Manuel Arala Chaves est à l'origine de plusieurs expositions, notamment Matematica Viva qui s'est tenue à Lisbonne en 2000. Un point important est celui du public-cible. Cette exposition s'adressait à tout le monde et ce fut heureusement ainsi. Nous avons reçu des groupes scolaires aussi bien que des visiteurs qui désiraient approfondir ce qu'ils découvraient. Les modules, en effet, étaient conçus pour offrir différents niveaux de lecture et être décryptés selon son intérêt et sa culture mathématique.
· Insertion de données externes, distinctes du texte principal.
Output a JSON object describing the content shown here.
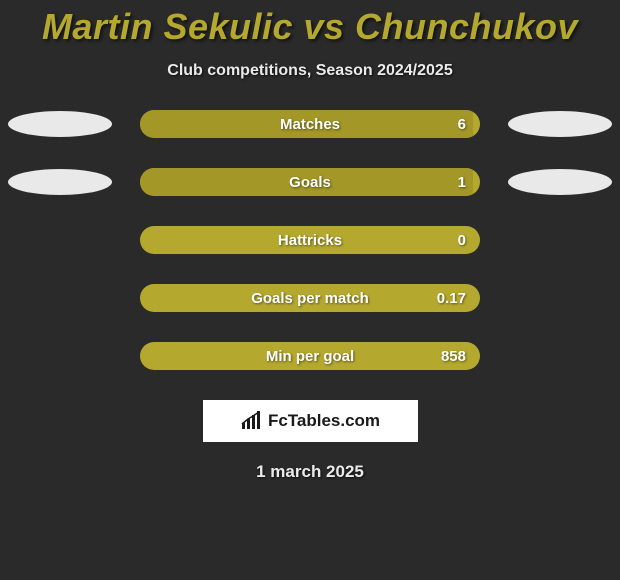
{
  "title": "Martin Sekulic vs Chunchukov",
  "subtitle": "Club competitions, Season 2024/2025",
  "colors": {
    "background": "#2a2a2a",
    "accent": "#b5a82f",
    "accent_dark": "#a39728",
    "lozenge": "#e9e9e9",
    "text_light": "#ffffff",
    "text_sub": "#eaeaea",
    "logo_bg": "#ffffff",
    "logo_text": "#1a1a1a"
  },
  "bars": [
    {
      "label": "Matches",
      "value": "6",
      "fill_pct": 98,
      "lozenge_left": true,
      "lozenge_right": true
    },
    {
      "label": "Goals",
      "value": "1",
      "fill_pct": 98,
      "lozenge_left": true,
      "lozenge_right": true
    },
    {
      "label": "Hattricks",
      "value": "0",
      "fill_pct": 0,
      "lozenge_left": false,
      "lozenge_right": false
    },
    {
      "label": "Goals per match",
      "value": "0.17",
      "fill_pct": 0,
      "lozenge_left": false,
      "lozenge_right": false
    },
    {
      "label": "Min per goal",
      "value": "858",
      "fill_pct": 0,
      "lozenge_left": false,
      "lozenge_right": false
    }
  ],
  "logo": "FcTables.com",
  "date": "1 march 2025"
}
Quand j'étais jeune, j'ai fait plusieurs visites au Deutsches Museum en Allemagne et au Palais de la Découverte à Paris. Elles m'ont beaucoup marqué, mais j'ai toujours estimé que les mathématiques y étaient sous-représentées, et que cet oubli n'était pas dû au caractère spécifique de la mathématique.

4 - Jeux de piste :

Transformation d'une surface caténoïde en surface hélicoïde. Déjà conceptualisée par le mathématicien Euler en 1740, puis par Joseph Plateau au XIXème siècle, cette forme géométrique est par définition une surface dite minimale , en forme de "diabolo", comprise en ceux cercles superposés. Elle correspond, sur le plan physique, à la forme stable que prendra un film de savon étiré entre les deux cercles, de façon à ce que l'énergie de tension appliquée au film soit minimalisée. L'analyse mathématique complexe des surfaces minimales n'a été formalisée que cent ans plus tard. On peut ainsi transformer, à surface constante, un caténoïde en hélicoïde. © Konrad Polthier, T-U Berlin

Manuel Arala Chaves a également travaillé et adapté, pour le Portugal, l'exposition Symétrie et jeux de miroirs conçue par l'équipe du département de mathématique de l'Université de Milan. Celle-ci a, depuis lors, lancé Matemilano, une seconde aventure particulièrement originale. Quatre grands thèmes (la topologie, massimi e minimi, la vision et la symétrie) sont expliqués à partir de la ville même. L'architecture, la sculpture, la peinture permettent de se glisser dans la géométrie, la perspective, la théorie des nœuds, etc. Les mosaïques romaines, la peinture de la Renaissance, le plan même de la ville, les rosaces gothiques du Duomo, toutes les époques se prêtent au jeu. "Dans ces deux expositions, nous avons donné une large part aux images et nous sommes fermement convaincus que cette beauté joue un rôle important dans la communication des mathématiques, notamment envers les jeunes et les personnes d'origine culturelle différente", estime Maria Dedo, l'une des chevilles ouvrières de cette initiative. Une initiative qui prend également en compte cette dimension des mathématiques, qui ne s'apparente plus au domaine du beau mais à celui du jeu. Avec ses problèmes et ses énigmes, la mathématique nous emmène sur de joyeux chemins de traverse. Il suffit - comme le montre Matemilano - d'un papier quadrillé, d'un bout de corde ou de quelques allumettes pour en faire l'expérience ludique.